Lessin also noted a body of literature questioning the value of wellness programs (CHBRP, 2013; DiNardo and Horwitz, 2013; Horwitz et al., 2013; van Dongen et al., 2011). The extent to which reducing unhealthy behavior actually saves health care costs is unclear, she said, and programs that reward people for healthy behavior may tend to disadvantage lower-income, less educated workers whose environmental and other health risks are greater, risking discrimination. The health benefits of worker wellness programs versus increases in low-wage worker income is untested, she said.
Integrating Wellness
Lessin reiterated that resources should first be devoted to providing safe and hazard-free workplace conditions as required by law. According to Lessin, workers' priorities for health promotion include
- Paid sick and family leave,
- Paid maternity and paternity leave,
- Paid vacation time,
- A living wage,
- Comprehensive health care for workers and retirees,
- Pensions,
- Meal time more than 20 minutes, and
- A clean environment.
Defining Health
Finally, she asked, who defines health?

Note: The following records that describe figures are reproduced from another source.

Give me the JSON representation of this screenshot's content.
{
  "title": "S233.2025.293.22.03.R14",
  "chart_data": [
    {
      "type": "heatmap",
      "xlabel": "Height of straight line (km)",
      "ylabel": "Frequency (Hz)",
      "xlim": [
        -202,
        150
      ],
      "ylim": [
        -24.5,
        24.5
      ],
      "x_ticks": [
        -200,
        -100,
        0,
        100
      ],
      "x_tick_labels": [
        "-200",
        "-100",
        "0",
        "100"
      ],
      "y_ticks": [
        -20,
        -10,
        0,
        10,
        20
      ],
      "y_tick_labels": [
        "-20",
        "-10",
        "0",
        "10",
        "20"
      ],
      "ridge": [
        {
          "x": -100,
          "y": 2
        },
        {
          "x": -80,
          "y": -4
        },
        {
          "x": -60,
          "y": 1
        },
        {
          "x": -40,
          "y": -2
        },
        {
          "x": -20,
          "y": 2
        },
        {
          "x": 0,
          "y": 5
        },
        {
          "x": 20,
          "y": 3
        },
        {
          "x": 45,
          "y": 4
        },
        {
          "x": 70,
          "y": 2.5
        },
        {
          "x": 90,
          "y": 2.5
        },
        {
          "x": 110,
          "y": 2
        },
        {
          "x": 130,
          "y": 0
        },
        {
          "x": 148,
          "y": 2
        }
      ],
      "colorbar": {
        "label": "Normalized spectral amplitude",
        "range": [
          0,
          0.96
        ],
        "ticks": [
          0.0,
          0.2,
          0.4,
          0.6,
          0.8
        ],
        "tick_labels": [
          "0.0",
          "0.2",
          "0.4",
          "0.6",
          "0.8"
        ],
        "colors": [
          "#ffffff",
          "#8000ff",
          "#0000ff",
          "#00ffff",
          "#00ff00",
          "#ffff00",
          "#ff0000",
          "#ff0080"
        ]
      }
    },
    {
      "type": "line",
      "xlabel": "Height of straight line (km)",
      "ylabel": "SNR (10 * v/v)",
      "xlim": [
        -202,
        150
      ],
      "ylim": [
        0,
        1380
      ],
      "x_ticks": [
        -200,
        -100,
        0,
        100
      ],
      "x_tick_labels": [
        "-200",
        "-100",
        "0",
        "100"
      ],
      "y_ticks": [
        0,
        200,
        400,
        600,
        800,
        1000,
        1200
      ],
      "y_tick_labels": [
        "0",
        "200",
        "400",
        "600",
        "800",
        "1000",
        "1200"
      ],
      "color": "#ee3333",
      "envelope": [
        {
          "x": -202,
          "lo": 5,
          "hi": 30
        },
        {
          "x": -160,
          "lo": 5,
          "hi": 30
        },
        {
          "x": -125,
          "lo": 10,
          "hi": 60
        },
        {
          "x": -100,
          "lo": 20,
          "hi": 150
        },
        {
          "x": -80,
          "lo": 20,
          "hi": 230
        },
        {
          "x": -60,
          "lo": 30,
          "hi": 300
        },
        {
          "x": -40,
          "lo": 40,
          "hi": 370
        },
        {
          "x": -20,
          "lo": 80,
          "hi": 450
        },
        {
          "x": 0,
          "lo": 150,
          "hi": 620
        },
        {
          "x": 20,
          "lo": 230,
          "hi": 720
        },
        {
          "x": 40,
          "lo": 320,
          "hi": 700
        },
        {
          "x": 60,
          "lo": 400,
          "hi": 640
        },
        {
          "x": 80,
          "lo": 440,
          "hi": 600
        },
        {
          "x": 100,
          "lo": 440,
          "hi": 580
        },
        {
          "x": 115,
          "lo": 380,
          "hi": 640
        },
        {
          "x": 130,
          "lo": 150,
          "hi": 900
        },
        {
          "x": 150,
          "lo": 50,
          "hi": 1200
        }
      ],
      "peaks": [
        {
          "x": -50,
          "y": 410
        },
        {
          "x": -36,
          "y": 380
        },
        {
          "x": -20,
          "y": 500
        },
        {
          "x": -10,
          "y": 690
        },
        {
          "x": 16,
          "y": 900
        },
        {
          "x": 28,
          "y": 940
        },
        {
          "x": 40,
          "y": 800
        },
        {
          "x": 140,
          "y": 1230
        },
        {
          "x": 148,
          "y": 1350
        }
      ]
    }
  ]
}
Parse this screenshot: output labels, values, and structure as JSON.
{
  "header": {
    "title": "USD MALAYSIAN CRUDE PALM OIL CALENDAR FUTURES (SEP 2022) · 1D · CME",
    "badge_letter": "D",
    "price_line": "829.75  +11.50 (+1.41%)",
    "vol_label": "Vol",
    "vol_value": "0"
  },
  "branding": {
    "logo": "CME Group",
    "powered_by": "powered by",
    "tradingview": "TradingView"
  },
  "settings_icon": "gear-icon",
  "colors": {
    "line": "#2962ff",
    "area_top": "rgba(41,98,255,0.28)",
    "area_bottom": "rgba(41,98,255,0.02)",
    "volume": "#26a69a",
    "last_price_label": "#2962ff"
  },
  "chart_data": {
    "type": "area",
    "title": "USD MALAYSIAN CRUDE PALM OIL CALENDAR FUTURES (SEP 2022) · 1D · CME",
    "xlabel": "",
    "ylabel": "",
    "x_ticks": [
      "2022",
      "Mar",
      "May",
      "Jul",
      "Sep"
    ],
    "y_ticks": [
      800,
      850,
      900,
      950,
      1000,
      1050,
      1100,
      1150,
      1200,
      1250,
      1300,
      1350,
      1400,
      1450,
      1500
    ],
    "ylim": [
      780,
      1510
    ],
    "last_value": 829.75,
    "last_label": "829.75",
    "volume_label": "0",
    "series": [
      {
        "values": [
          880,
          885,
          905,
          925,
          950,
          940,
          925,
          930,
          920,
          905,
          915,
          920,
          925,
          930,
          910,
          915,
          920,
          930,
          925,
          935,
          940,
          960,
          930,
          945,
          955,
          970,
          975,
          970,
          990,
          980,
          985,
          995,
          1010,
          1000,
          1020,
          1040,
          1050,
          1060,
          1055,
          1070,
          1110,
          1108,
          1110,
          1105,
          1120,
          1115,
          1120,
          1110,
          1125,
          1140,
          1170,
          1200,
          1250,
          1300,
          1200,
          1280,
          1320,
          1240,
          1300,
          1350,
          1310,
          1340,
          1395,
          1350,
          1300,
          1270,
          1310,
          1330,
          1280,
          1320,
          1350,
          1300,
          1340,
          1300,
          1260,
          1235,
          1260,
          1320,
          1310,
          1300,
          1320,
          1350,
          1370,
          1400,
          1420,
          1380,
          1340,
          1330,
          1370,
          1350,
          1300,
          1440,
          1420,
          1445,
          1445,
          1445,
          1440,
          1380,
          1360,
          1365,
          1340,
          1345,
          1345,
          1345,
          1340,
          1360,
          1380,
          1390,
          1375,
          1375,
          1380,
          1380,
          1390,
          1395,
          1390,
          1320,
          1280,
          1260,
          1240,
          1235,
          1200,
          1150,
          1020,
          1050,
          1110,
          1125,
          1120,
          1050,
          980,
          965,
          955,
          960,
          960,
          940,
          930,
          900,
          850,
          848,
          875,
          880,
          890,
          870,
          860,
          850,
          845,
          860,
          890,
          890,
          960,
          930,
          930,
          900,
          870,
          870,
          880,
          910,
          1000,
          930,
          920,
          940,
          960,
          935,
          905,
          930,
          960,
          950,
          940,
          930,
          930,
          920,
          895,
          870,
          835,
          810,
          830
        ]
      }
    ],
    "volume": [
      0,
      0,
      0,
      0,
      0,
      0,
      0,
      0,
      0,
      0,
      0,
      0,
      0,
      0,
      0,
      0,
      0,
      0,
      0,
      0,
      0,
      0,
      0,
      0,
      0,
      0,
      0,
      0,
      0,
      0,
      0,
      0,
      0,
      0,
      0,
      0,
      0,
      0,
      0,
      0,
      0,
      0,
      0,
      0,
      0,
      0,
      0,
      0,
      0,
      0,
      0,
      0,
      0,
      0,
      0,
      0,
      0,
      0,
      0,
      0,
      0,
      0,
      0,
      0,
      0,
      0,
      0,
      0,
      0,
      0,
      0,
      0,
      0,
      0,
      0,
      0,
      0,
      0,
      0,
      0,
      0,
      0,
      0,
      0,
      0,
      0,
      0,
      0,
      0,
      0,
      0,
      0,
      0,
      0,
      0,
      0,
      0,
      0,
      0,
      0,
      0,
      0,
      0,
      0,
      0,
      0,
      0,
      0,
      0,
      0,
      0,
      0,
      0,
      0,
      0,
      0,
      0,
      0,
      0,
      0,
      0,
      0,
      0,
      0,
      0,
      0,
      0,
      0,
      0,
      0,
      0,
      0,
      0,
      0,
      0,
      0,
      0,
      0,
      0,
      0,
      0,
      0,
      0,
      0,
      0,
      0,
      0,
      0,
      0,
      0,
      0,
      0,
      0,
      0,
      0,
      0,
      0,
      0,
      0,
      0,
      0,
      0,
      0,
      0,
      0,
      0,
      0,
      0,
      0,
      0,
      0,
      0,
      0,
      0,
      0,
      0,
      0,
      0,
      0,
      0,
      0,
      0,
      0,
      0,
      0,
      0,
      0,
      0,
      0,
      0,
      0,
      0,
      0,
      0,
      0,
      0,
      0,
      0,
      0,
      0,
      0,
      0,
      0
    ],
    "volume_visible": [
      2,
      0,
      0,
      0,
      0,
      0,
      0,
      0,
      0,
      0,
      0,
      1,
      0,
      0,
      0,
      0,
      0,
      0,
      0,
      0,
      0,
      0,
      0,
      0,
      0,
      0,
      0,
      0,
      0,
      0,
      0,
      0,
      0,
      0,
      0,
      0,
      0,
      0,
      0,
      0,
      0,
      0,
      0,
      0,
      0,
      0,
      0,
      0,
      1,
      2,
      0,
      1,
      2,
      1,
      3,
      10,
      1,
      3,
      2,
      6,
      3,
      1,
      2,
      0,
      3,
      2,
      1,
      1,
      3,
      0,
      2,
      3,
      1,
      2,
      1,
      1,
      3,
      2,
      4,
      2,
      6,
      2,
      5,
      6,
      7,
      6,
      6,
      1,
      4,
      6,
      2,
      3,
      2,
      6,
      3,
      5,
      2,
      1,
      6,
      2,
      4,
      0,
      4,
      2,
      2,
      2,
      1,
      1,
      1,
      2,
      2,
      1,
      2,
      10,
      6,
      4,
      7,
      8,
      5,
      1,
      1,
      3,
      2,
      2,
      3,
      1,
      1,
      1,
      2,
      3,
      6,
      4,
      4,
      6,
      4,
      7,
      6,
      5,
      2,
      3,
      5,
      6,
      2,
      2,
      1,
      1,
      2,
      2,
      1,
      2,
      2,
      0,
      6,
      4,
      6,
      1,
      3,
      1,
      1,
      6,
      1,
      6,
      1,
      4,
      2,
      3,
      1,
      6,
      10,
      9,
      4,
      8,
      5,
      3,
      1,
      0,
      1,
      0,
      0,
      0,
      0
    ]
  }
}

From her perspective, the World Health Organization's definition—“Health is a state of complete physical, mental, and social well-being and not merely the absence of disease or infirmity” (WHO, 2014)—with its emphasis on well-being is where the country should aim. If health is more than the absence of disease or infirmity, it is surely more than a person's BMI, said Lessin.
Closing Remarks
For the above reasons—persistent high rates of employee injury, illness, and death (despite underreporting of job injuries and illnesses); fundamental and systemic changes in the organization of work itself that have increased job stress; and uncertainty about the benefits of wellness programs in the workplace—Lessin believes it is timely for NIOSH to go back to the basics before moving into worksite wellness efforts: first, make sure occupational health and safety programs are comprehensive and effective in identifying and eliminating or reducing hazards; second, look at all sides of the debate about wellness and health promotion programs, including controversies and down sides; and third, make sure worker organizations, including unions, have a seat at the table when future NIOSH directions and programs are planned and implemented.
Footnotes
- 1
The USAA wellness initiative won the C. Everett Koop National Health Award in 2006.
- 2
Measures include prehypertension, overweight, prediabetes, inadequate exercise, high cholesterol, depression risk, and smoking.
- 3
Occupational Safety and Health Act of 1970, Public Law 596, 91st Cong. (December 29, 1970).